Methods of Filtering
Filtering via the REST API
This method of filtering allows you to submit text to Philter to be filtered. The response is the filtered text. This method is the most flexible because it allows Philter to be integrated with virtually any existing systems or processes. See the details of the API.
Filtering via Streaming
This method of filtering allows Philter to subscribe to an Apache Kafka topic. Philter consumes text from the topic, filters it, and places the filtered text back onto Apache Kafka in a different topic. Philter’s streaming is designed to run on a YARN cluster.
This method is most performant but it is more restricted than filtering via the REST API. When streaming, each Kafka topic is treated as its own context, contrasted to the REST API in which each request to filter can have its context set individually.

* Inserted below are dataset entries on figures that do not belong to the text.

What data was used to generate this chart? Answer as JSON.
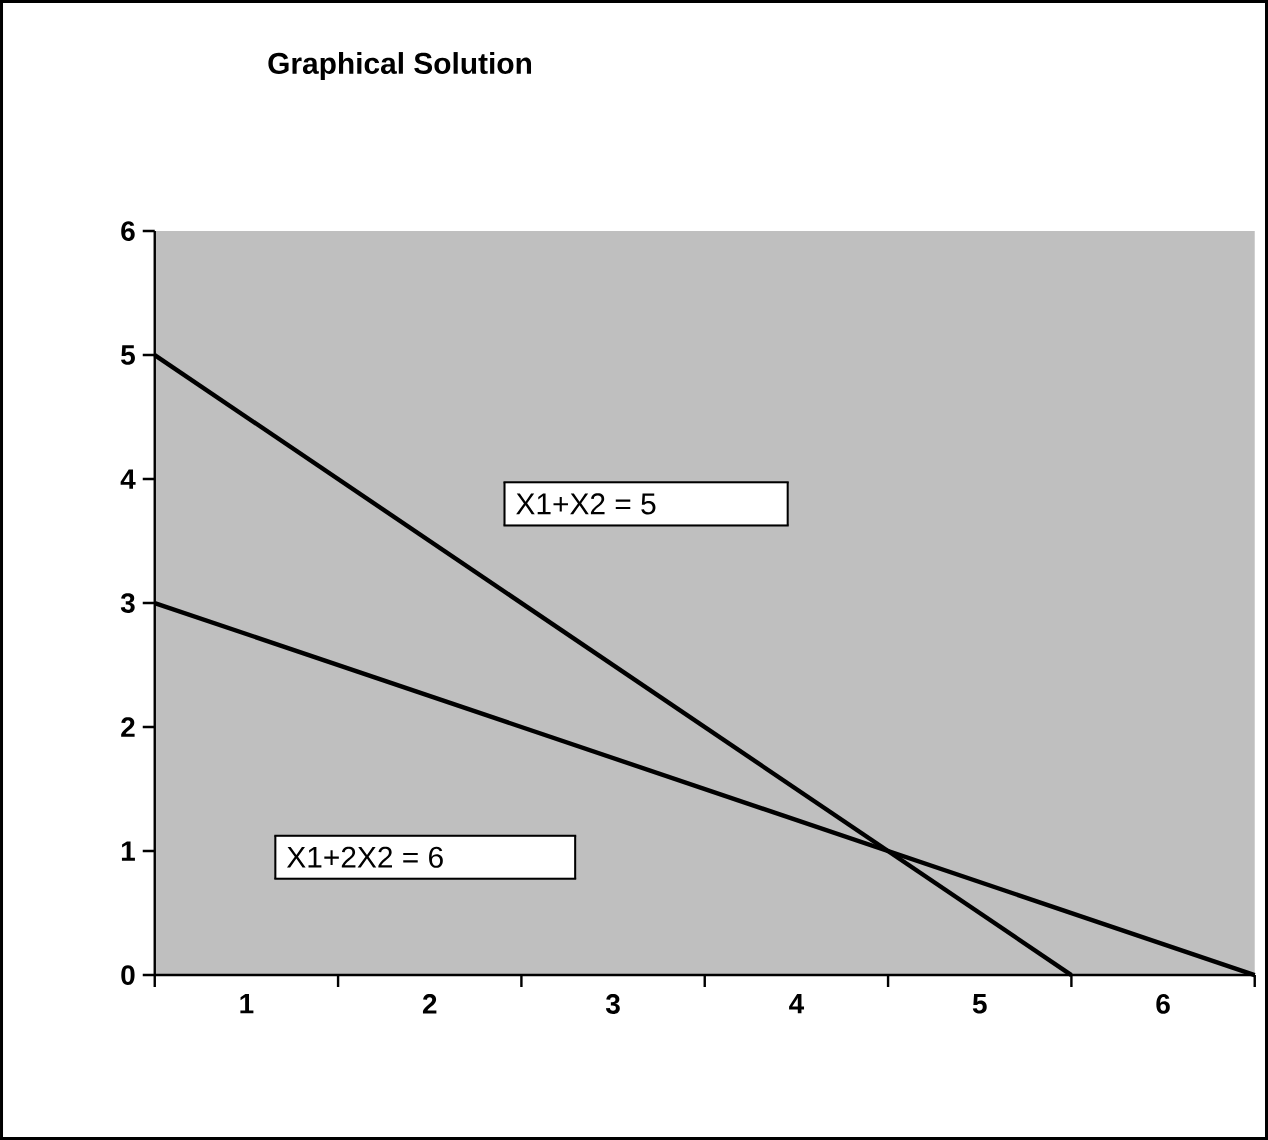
{
  "chart_data": {
    "type": "line",
    "title": "Graphical Solution",
    "xlim": [
      0,
      6
    ],
    "xticks": [
      {
        "value": 0,
        "label": null
      },
      {
        "value": 0.5,
        "label": "1"
      },
      {
        "value": 1,
        "label": null
      },
      {
        "value": 1.5,
        "label": "2"
      },
      {
        "value": 2,
        "label": null
      },
      {
        "value": 2.5,
        "label": "3"
      },
      {
        "value": 3,
        "label": null
      },
      {
        "value": 3.5,
        "label": "4"
      },
      {
        "value": 4,
        "label": null
      },
      {
        "value": 4.5,
        "label": "5"
      },
      {
        "value": 5,
        "label": null
      },
      {
        "value": 5.5,
        "label": "6"
      },
      {
        "value": 6,
        "label": null
      }
    ],
    "ylim": [
      0,
      6
    ],
    "yticks": [
      0,
      1,
      2,
      3,
      4,
      5,
      6
    ],
    "legend": "center",
    "series": [
      {
        "name": "X1+X2 = 5",
        "color": "#000000",
        "x": [
          0,
          5
        ],
        "values": [
          5,
          0
        ]
      },
      {
        "name": "X1+2X2 = 6",
        "color": "#000000",
        "x": [
          0,
          6
        ],
        "values": [
          3,
          0
        ]
      }
    ]
  }
}
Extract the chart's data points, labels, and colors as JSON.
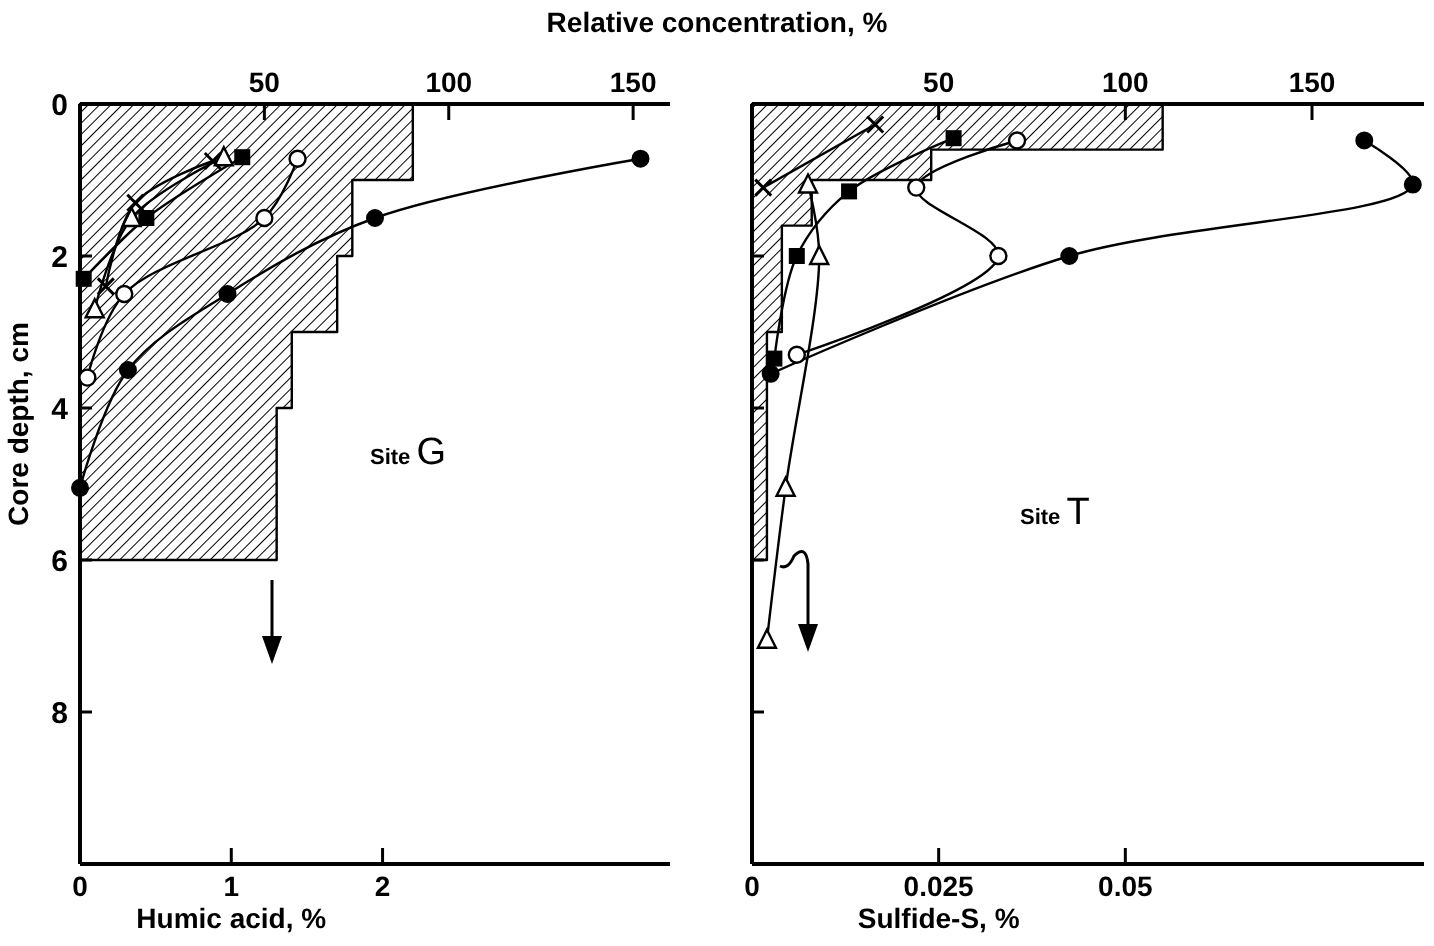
{
  "chart_data": [
    {
      "type": "line",
      "x2label": "Relative concentration, %",
      "xlabel": "Humic acid, %",
      "ylabel": "Core depth, cm",
      "xlim": [
        0,
        3.9
      ],
      "xticks": [
        0,
        1,
        2
      ],
      "x2lim": [
        0,
        160
      ],
      "x2ticks": [
        50,
        100,
        150
      ],
      "ylim": [
        10,
        0
      ],
      "yticks": [
        0,
        2,
        4,
        6,
        8
      ],
      "annotations": [
        "Site G"
      ],
      "line_style": "solid",
      "series": [
        {
          "type": "area",
          "x": [
            0,
            2.2,
            2.2,
            1.8,
            1.8,
            1.7,
            1.7,
            1.4,
            1.4,
            1.3,
            1.3,
            0
          ],
          "values": [
            0,
            0,
            1,
            1,
            2,
            2,
            3,
            3,
            4,
            4,
            6,
            6
          ],
          "color": "#000000"
        },
        {
          "axis": "x2",
          "marker": "circle",
          "color": "#000000",
          "x": [
            152,
            80,
            40,
            13,
            0
          ],
          "values": [
            0.72,
            1.5,
            2.5,
            3.5,
            5.05
          ]
        },
        {
          "axis": "x2",
          "marker": "circle-open",
          "color": "#000000",
          "x": [
            59,
            50,
            12,
            2
          ],
          "values": [
            0.72,
            1.5,
            2.5,
            3.6
          ]
        },
        {
          "axis": "x2",
          "marker": "square",
          "color": "#000000",
          "x": [
            44,
            18,
            1
          ],
          "values": [
            0.7,
            1.5,
            2.3
          ]
        },
        {
          "axis": "x2",
          "marker": "triangle-open",
          "color": "#000000",
          "x": [
            39,
            14,
            4
          ],
          "values": [
            0.7,
            1.5,
            2.7
          ]
        },
        {
          "axis": "x2",
          "marker": "cross",
          "color": "#000000",
          "x": [
            36,
            15,
            7
          ],
          "values": [
            0.75,
            1.3,
            2.4
          ]
        }
      ]
    },
    {
      "type": "line",
      "xlabel": "Sulfide-S, %",
      "xlim": [
        0,
        0.09
      ],
      "xticks": [
        0,
        0.025,
        0.05
      ],
      "x2lim": [
        0,
        180
      ],
      "x2ticks": [
        50,
        100,
        150
      ],
      "ylim": [
        10,
        0
      ],
      "yticks": [
        0,
        2,
        4,
        6,
        8
      ],
      "tick_labels": "x",
      "annotations": [
        "Site T"
      ],
      "line_style": "solid",
      "series": [
        {
          "type": "area",
          "x": [
            0,
            0.055,
            0.055,
            0.024,
            0.024,
            0.008,
            0.008,
            0.004,
            0.004,
            0.002,
            0.002,
            0
          ],
          "values": [
            0,
            0,
            0.6,
            0.6,
            1,
            1,
            1.6,
            1.6,
            3,
            3,
            6,
            6
          ],
          "color": "#000000"
        },
        {
          "axis": "x2",
          "marker": "circle",
          "color": "#000000",
          "x": [
            164,
            177,
            85,
            5
          ],
          "values": [
            0.48,
            1.06,
            2.0,
            3.55
          ]
        },
        {
          "axis": "x2",
          "marker": "circle-open",
          "color": "#000000",
          "x": [
            71,
            44,
            66,
            12
          ],
          "values": [
            0.48,
            1.1,
            2.0,
            3.3
          ]
        },
        {
          "axis": "x2",
          "marker": "square",
          "color": "#000000",
          "x": [
            54,
            26,
            12,
            6
          ],
          "values": [
            0.45,
            1.15,
            2.0,
            3.35
          ]
        },
        {
          "axis": "x2",
          "marker": "triangle-open",
          "color": "#000000",
          "x": [
            15,
            18,
            9,
            4
          ],
          "values": [
            1.06,
            2.0,
            5.05,
            7.05
          ]
        },
        {
          "axis": "x2",
          "marker": "cross",
          "color": "#000000",
          "x": [
            33,
            3
          ],
          "values": [
            0.27,
            1.1
          ]
        }
      ]
    }
  ]
}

When filtering via streaming you can choose the format of the messages that are published to the Kafka topic. The published messages can either simply be the filtered text or the published messages can be JSON. When JSON is chosen, the message structure will be as follows:
"filteredText": "The filtered text will be here.",
"context": "The context (incoming Kafka topic name) will be here.",
"documentId": "The assigned document ID will be here."
The PII and PHI items identified by Philter are assigned “weight” values. The sum of these values for a given document indicate the amount of PHI/PII in the document. The weights can be customized per filter and you can choose the weight values based on your use-case. See Philter’s Configuration for how to adjust the filter weights.